After having put up with seemingly endless months of political showmanship and campaigning, our American neighbours will finally vote next Tuesday for who they’d like as president. It’s an enormous decision for undecided voters, and, if polls can be trusted, the election could be extremely close. Few crystal ball gazers are yet willing to make a solid prediction of which man will win: the incumbent Barack Obama, or the challenger Mitt Romney.
A lot hangs in the balance of the Nov. 6 vote, especially for Americans. But the results of the election will have some implications in Canada and Alberta, as well.
Is it possible to gauge which candidate would be better for Alberta’s economy?
On the surface, Mr. Romney has taken a much friendlier and conciliatory position with respect to America’s need for Canadian oil. From the early stages of the Keystone XL pipeline proposal—which would carry Alberta bitumen to refineries and ports on the U.S. Gulf Coast—Romney has favoured the project. He even suggested that approving the project would be the first thing he would do as president (although, given the current state of affairs in that country, he could be forgiven if it was only the second or third thing he did.)
President Obama was decidedly less in favour of the pipeline project. Bowing to enormous political and social pressures at the time, he delayed the project late last year. However, by early 2012 he did give his blessing to the construction of the southern leg. That was taken as a general signal that his opposition to the project had weakened. He is, after all, a realist. And he knows that if America is to wean itself off Middle Eastern oil, the Keystone XL pipeline must proceed.

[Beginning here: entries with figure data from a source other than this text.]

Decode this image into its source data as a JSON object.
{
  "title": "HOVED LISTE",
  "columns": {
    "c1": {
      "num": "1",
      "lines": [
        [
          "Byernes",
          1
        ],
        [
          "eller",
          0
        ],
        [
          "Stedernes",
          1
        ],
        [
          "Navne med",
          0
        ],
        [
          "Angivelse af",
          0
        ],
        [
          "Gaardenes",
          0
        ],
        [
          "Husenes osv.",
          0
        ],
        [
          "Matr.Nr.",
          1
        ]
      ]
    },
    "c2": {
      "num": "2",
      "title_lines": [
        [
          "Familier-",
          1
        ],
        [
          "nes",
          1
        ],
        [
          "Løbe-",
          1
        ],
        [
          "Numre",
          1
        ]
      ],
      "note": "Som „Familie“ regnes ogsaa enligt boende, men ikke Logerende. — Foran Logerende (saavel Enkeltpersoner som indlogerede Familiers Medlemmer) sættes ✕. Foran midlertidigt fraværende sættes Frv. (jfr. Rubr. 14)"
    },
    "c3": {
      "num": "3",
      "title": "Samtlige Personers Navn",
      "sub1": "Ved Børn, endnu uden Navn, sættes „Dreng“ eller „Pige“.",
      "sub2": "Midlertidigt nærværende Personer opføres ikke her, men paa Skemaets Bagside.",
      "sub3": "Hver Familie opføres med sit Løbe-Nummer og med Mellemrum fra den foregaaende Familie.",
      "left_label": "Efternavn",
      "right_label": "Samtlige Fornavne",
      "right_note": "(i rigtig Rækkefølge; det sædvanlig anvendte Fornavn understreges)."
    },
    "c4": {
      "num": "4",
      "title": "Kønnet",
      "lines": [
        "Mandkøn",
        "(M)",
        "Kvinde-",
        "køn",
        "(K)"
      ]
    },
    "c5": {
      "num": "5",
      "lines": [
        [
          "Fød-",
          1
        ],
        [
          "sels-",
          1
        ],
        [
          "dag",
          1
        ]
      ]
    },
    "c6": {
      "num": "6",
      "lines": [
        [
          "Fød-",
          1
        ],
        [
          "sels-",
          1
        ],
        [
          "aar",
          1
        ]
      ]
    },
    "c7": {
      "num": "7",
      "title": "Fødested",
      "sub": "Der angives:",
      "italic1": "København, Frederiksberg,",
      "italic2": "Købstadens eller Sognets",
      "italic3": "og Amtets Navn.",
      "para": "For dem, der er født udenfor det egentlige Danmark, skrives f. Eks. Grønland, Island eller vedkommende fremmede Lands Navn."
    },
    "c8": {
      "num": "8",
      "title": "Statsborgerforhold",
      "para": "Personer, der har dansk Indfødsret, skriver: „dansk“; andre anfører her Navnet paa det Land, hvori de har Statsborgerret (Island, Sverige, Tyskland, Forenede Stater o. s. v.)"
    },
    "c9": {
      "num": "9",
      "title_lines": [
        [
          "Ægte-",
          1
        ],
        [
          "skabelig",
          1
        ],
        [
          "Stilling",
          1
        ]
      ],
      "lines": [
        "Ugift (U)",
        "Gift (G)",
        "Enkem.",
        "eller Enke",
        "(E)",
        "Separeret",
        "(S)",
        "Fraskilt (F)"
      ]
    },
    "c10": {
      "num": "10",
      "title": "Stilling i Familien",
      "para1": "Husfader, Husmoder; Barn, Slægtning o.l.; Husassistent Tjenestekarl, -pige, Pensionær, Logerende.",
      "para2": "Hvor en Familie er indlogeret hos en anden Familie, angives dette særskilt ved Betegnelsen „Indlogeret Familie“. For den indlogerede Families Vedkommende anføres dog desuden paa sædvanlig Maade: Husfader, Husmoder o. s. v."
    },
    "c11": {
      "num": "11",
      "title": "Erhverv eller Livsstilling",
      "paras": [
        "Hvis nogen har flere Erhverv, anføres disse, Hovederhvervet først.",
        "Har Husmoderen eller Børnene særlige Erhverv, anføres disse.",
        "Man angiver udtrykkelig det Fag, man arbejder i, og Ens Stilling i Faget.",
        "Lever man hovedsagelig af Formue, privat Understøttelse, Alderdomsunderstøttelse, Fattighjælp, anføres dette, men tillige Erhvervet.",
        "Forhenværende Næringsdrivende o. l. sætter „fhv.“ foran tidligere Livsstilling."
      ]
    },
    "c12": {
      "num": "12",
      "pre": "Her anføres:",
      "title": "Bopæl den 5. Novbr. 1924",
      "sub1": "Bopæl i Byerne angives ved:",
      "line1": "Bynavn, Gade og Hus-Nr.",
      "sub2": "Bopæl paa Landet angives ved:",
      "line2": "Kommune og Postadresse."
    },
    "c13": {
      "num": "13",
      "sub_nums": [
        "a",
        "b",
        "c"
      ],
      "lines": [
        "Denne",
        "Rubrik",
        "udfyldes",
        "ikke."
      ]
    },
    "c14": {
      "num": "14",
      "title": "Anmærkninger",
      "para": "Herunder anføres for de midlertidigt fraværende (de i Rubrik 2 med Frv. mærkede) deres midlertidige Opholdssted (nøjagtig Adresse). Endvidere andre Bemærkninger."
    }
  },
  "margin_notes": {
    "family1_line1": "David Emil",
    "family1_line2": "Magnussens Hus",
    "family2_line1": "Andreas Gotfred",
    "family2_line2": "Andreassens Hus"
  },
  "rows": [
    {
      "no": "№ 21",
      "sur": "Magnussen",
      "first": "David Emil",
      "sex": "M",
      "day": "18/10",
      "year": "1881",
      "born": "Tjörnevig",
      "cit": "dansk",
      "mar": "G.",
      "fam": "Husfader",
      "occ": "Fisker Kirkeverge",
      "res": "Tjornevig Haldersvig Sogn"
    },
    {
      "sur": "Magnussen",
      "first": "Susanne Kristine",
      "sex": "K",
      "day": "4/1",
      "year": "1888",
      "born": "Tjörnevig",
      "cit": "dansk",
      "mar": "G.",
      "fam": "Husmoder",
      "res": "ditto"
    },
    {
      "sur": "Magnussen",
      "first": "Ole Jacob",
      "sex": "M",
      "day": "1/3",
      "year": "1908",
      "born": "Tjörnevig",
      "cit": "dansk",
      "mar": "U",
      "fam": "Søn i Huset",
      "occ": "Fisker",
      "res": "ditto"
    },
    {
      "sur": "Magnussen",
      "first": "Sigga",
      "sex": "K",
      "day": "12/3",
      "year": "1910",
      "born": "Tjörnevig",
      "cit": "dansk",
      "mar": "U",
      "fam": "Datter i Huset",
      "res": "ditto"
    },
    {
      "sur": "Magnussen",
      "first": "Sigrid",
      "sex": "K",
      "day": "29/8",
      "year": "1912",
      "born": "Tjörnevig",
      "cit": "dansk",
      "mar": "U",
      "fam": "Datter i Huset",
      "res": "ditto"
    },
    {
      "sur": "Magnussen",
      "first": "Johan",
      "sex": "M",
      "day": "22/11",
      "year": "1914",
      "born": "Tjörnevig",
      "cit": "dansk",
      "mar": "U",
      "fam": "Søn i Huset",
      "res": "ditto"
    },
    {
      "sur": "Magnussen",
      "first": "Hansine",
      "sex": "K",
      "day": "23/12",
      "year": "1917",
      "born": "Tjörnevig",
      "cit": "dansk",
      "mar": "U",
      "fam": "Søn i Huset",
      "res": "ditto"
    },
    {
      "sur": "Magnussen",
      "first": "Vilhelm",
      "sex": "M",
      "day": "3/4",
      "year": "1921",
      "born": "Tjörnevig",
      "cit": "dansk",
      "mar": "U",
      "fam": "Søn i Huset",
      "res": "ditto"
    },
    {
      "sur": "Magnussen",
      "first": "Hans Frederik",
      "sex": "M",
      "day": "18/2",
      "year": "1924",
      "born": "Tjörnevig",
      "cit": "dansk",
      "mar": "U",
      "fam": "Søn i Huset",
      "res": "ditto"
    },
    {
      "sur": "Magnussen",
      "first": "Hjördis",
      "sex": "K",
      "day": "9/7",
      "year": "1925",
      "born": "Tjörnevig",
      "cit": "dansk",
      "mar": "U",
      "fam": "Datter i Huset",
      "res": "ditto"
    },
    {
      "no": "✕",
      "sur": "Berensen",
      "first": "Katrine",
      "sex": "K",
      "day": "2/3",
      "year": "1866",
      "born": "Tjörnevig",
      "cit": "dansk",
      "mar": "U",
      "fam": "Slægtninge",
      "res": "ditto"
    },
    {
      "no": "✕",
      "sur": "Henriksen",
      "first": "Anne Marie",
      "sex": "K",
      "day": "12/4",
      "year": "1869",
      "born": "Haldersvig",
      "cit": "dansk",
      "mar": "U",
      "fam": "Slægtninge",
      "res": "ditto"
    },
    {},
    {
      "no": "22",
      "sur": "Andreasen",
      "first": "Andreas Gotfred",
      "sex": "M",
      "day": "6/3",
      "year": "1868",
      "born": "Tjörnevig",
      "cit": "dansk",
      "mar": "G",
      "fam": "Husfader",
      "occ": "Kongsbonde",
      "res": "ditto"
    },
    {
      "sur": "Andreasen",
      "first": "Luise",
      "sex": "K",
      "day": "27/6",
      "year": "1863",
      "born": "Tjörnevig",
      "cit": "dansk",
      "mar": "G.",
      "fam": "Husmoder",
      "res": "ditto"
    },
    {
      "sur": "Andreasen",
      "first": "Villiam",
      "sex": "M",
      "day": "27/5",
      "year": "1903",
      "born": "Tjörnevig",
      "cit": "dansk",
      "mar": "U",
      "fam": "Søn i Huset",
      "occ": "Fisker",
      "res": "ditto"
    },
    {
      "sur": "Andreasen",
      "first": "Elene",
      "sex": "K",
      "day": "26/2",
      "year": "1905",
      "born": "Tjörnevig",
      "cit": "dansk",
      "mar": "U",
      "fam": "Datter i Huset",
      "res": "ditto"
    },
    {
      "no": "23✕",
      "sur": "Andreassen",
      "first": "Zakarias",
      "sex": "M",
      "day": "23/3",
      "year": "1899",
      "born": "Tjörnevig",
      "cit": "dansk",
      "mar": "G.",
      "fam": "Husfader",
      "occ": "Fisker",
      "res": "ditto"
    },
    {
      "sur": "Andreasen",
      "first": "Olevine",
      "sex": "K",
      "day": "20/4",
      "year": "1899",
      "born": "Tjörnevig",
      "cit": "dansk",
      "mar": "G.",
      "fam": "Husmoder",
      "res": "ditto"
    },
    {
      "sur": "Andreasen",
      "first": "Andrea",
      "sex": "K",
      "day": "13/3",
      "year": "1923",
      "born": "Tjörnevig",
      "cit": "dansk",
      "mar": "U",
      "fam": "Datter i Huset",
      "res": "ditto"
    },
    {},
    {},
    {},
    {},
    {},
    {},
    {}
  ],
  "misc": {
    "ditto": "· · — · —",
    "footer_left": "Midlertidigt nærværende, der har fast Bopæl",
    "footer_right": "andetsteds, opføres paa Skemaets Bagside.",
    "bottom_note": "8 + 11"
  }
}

Some would suggest that Mr. Romney and his Republican party are more “free enterprise” and, thereby, conclude that with him in office, the U.S. economy would do better. There is scant historic evidence to suggest the economy does any better or any worse with a politically right-wing president (although some evidence suggests the stock markets perform better). And while Republicans may favour free enterprise, they are generally not free traders. Mr. Romney has made all sorts of remarks signalling that he’d get tough on China’s trading and currency practices. If a Republican-led administration starts slapping up import barriers against its trading partners, Canada could very easily be collateral damage. More so than Democrats, the Republicans strongly support a position of defending American jobs above all else.
That could pose all sorts of risks for Canadian and Alberta industries that rely on exports to the U.S. Under a Republican presidency, Washington may not restrict oil, but it is very possible it would target products, including steel, manufactured goods, lumber, wheat and beef. It was bad enough under President Obama and his “Buy America’ policies a few years ago. It could be worse with the Republicans calling the shots.
Neither of the two presidential candidates has clearly defined his plan to get Americans back to work, which, arguably, would be the very best medicine for the Canadian economy. But, perhaps, both could be forgiven for being short on details. After all, there is no magic wand to wave that would place millions of unemployed Americans back into jobs. If such a wand existed, it would have been used already.
On balance, though, there is unlikely to be much of a shift in the economy after Tuesday night’s election—either in the U.S. or in Canada. But regardless of Tuesday night’s winner, the real challenge for America’s politicians will be to set aside partisan differences and work together in Congress. Under current binding legislation, the so-called “fiscal cliff” of major tax increases and spending cuts will automatically kick in after January. The only way around that fiscal cliff is for the president—whoever he is—to work cooperatively with Congress—whoever they are—and arrive at a compromise.
If no compromise is reached, there will be no new fiscal arrangement. And with no fiscal arrangement, the fiscal cliff will loom unavoidably. That would almost certainly push the U.S. back into recession, and you know who would be dragged down with them. (Oh! Canada!)